Rose is one of dozens of skin bleaching gurus that operate along River Road in downtown Nairobi, a hub for illicit activities that is notorious for its knock-off electronics, budget brothels, flamboyant transsexuals and petty crime. It is also known for its backstreet beauticians, like Rose, who promise clients that their treatments will make them look six years younger and ten shades lighter.
These salons have been around for a long time, and have caused a number of health scares over the years, often due to creams with high mercury content, but recently more extreme treatments have started to become popular and are causing concern amongst health officials.

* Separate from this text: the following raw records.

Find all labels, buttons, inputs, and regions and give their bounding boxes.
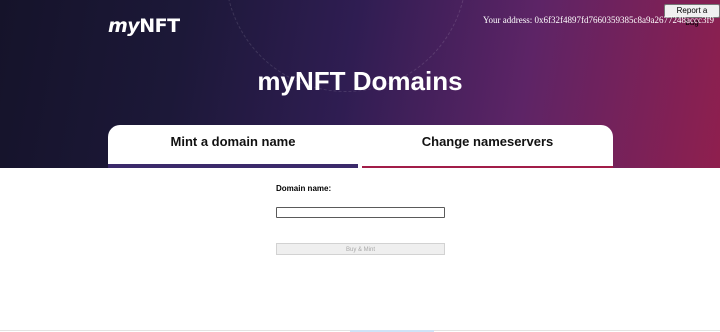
tab-change-nameservers[interactable]: Change nameservers — [362, 125, 613, 168]
logo-suffix: NFT — [139, 15, 180, 37]
domain-name-label: Domain name: — [276, 184, 332, 193]
logo[interactable]: myNFT — [108, 15, 180, 37]
mint-form: Domain name: Buy & Mint — [276, 184, 445, 255]
tab-change-nameservers-label: Change nameservers — [421, 134, 554, 149]
tab-ns-underline — [362, 166, 613, 168]
page: myNFT Report a bug Your address: 0x6f32f… — [0, 0, 720, 332]
buy-and-mint-button[interactable]: Buy & Mint — [276, 243, 445, 255]
page-title: myNFT Domains — [257, 66, 463, 96]
tab-mint-underline — [108, 164, 358, 168]
logo-prefix: my — [108, 15, 140, 37]
wallet-address: Your address: 0x6f32f4897fd7660359385c8a… — [482, 15, 714, 25]
tab-mint-domain-label: Mint a domain name — [170, 134, 296, 149]
tab-mint-domain[interactable]: Mint a domain name — [108, 125, 358, 168]
domain-name-input[interactable] — [276, 207, 445, 218]
tab-bar: Mint a domain name Change nameservers — [108, 125, 613, 168]
hero-banner: myNFT Report a bug Your address: 0x6f32f… — [0, 0, 720, 168]
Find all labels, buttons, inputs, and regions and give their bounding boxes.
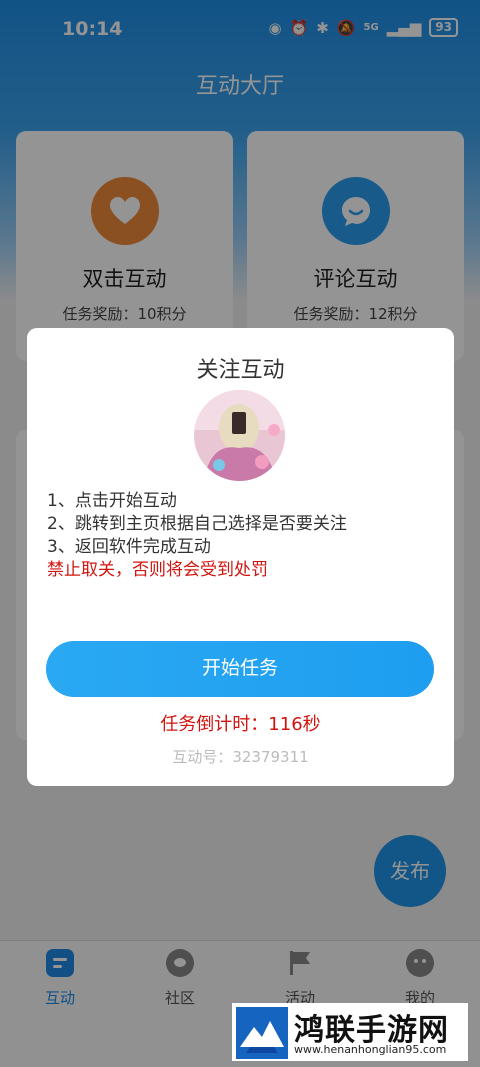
watermark-logo-icon: [236, 1007, 288, 1059]
avatar: [194, 390, 285, 481]
task-countdown: 任务倒计时：116秒: [160, 714, 321, 735]
start-task-button[interactable]: 开始任务: [46, 641, 434, 697]
interaction-id: 互动号：32379311: [172, 748, 309, 766]
follow-interaction-dialog: 关注互动 1、点击开始互动 2、跳转到主页根据自己选择是否要关注 3、返回软件完…: [27, 328, 454, 786]
warning-text: 禁止取关，否则将会受到处罚: [47, 560, 268, 580]
watermark-url: www.henanhonglian95.com: [294, 1043, 447, 1056]
watermark: 鸿联手游网 www.henanhonglian95.com: [232, 1003, 468, 1061]
instruction-step: 2、跳转到主页根据自己选择是否要关注: [47, 514, 347, 534]
dialog-title: 关注互动: [196, 358, 285, 383]
instruction-list: 1、点击开始互动 2、跳转到主页根据自己选择是否要关注 3、返回软件完成互动 禁…: [47, 490, 347, 582]
instruction-step: 3、返回软件完成互动: [47, 537, 211, 557]
instruction-step: 1、点击开始互动: [47, 491, 177, 511]
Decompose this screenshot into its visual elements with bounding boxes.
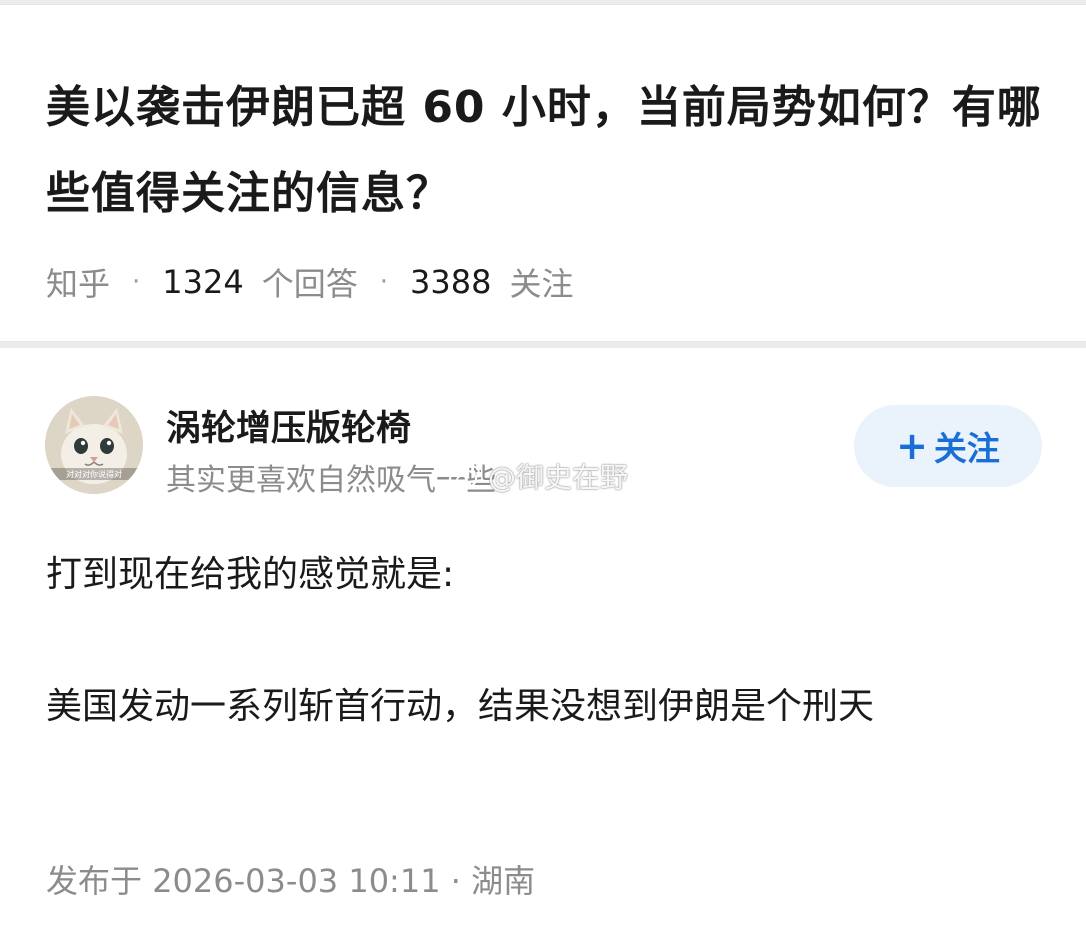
cat-avatar-icon: 对对对你说得对 <box>45 396 143 494</box>
question-title[interactable]: 美以袭击伊朗已超 60 小时，当前局势如何？有哪些值得关注的信息？ <box>46 65 1046 237</box>
answer-card: 对对对你说得对 涡轮增压版轮椅 其实更喜欢自然吸气一些 @御史在野 + 关注 打… <box>0 348 1086 947</box>
publish-time: 2026-03-03 10:11 <box>152 862 441 900</box>
answer-count: 1324 <box>162 263 244 301</box>
follow-button[interactable]: + 关注 <box>854 405 1042 487</box>
meta-separator: · <box>132 267 141 297</box>
source-label: 知乎 <box>46 265 111 303</box>
follower-count: 3388 <box>410 263 492 301</box>
author-bio: 其实更喜欢自然吸气一些 <box>166 463 496 498</box>
watermark-text: @御史在野 <box>488 461 629 494</box>
answer-count-label: 个回答 <box>261 265 358 303</box>
meta-separator: · <box>379 267 388 297</box>
weibo-icon <box>448 465 480 490</box>
publish-info: 发布于 2026-03-03 10:11 · 湖南 <box>46 856 535 902</box>
avatar-caption: 对对对你说得对 <box>66 469 122 479</box>
publish-location: 湖南 <box>471 862 536 900</box>
follower-count-label: 关注 <box>509 265 574 303</box>
answer-paragraph: 打到现在给我的感觉就是: <box>46 554 455 595</box>
publish-label: 发布于 <box>46 862 143 900</box>
watermark: @御史在野 <box>448 456 628 496</box>
plus-icon: + <box>896 424 928 468</box>
answer-paragraph: 美国发动一系列斩首行动，结果没想到伊朗是个刑天 <box>46 686 875 727</box>
publish-separator: · <box>450 862 461 900</box>
question-meta: 知乎 · 1324 个回答 · 3388 关注 <box>46 257 573 307</box>
avatar[interactable]: 对对对你说得对 <box>45 396 143 494</box>
author-name[interactable]: 涡轮增压版轮椅 <box>166 400 411 451</box>
answer-body[interactable]: 打到现在给我的感觉就是: 美国发动一系列斩首行动，结果没想到伊朗是个刑天 <box>46 546 1046 744</box>
follow-button-label: 关注 <box>933 429 1000 468</box>
question-card[interactable]: 美以袭击伊朗已超 60 小时，当前局势如何？有哪些值得关注的信息？ 知乎 · 1… <box>0 4 1086 342</box>
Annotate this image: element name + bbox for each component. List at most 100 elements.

The popularity of skin-bleaching injections has rocketed over the last 18 months, according to Dr. Pranav Pancholi, a Harvard-trained dermatologist who works at Kenya’s Shah Hospital. Pranav says because it’s a recent phenomenon, no one really knows what the longterm health implications are.
“The products used on the streets are not used by certified professionals” he says. “The trade in black market creams and injections is completely unregulated. There is no way of knowing just how dangerous they are.”
On River Road the skin-bleaching specialists hawk their goods sitting on stools in the street or standing in the doorways of their shops, some of which are just wooden booths rammed full of small colored boxes and creams. The more ramshackle beauty salons have gaudy hand-painted signs, and sit sandwiched between seedy bars, DVD sellers, and starkly lit brothels. Others are slightly more upmarket, with large glass windows and neon signs.
The sellers are all women and know how to hustle. They can be brash and aggressive, often standing outside and whispering and hissing at women who pass by to entice them into their shop.
“The injection lightens you from inside. It makes women clean,” she tells me. “If you want an even color and fast results, injecting is much better than a cream.”
The injection is expensive at $70 per shot, nearly a month’s salary for many Kenyans. “Most of my clients are wealthy and some are national celebrities,” she says. “Many are Somali or Indian. But, those ones never come to my shop. They send a driver with a photo of their skin color and I supply what they need.”